The “Internet of Things” (IoT) is another major contributor to big data, supplying huge volumes of data. IoT has become a pervasive presence in the environment, with a variety of things/objects that communicate via wireless and wired connections to interact with each other and cooperate with other things/objects to create new applications/services. These applications/services exist in smart cities (regions), smart cars and mobility, smart homes and assisted living, smart industries, public safety, energy and environmental protection, agriculture and tourism. A massive quantity of data gets persisted from the millions of IoT devices and web applications.

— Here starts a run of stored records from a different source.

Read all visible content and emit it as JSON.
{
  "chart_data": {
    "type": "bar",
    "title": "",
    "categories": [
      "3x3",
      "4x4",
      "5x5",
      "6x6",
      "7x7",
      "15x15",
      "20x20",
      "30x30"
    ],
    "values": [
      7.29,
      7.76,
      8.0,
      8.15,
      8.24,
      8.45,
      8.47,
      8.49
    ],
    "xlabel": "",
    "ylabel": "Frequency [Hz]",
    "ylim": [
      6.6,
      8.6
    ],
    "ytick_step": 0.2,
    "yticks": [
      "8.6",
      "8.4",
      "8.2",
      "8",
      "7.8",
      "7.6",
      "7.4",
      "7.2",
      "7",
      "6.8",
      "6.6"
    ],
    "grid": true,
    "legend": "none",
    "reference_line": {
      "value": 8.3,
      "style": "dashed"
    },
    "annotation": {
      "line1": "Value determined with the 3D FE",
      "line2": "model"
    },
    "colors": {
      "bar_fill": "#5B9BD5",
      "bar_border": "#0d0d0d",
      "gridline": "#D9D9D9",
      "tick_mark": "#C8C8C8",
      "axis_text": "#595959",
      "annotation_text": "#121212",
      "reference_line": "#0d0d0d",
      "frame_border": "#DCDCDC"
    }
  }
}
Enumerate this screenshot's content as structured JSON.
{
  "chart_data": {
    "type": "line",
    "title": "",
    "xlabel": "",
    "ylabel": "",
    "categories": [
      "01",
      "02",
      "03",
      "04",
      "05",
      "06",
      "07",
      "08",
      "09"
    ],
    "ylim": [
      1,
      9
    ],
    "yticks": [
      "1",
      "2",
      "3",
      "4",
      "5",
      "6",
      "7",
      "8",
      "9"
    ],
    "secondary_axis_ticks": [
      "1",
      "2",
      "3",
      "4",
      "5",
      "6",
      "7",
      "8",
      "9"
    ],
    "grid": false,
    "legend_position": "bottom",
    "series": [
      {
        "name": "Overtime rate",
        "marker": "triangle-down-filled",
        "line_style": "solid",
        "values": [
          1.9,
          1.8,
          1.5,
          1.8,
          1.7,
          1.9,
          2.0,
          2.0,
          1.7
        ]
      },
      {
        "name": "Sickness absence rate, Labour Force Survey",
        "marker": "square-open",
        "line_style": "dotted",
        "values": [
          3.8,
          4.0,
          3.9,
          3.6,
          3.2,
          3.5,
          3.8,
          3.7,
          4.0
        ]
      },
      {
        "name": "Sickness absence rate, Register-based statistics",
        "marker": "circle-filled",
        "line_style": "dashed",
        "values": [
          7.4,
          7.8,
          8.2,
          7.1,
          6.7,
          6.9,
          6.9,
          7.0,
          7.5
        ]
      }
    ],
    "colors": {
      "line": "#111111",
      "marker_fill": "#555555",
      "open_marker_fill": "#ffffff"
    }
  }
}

In current event recordation systems, a high volume of events is published by multiple event producers and then delivered to multiple consumers. Events are published to an event recordation system with a replay identifier (replay ID). The replay identifier is representative of the order of event publishing. Each event is published through execution of a transaction that is processed prior to the event being committed in the event recordation system. The order by which events are committed to the event recordation system can be different from the order identified by the replay ID.
The distribution/delivery of the events to the event consumers is performed in a sequential order based on the replay IDs such that a first event with a replay ID smaller than the replay ID of a second event needs to be delivered to a consumer prior to the second event regardless of when the first event was stored in the event recordation system when compared with the second event. However, given that events can be stored in the event recordation system in an order that is different from the publication order of the events, the second event can be stored and therefore made available to consumers prior to the first event. In these scenarios if the consumers consumer the second event that results in the first event never being delivered to the event consumers.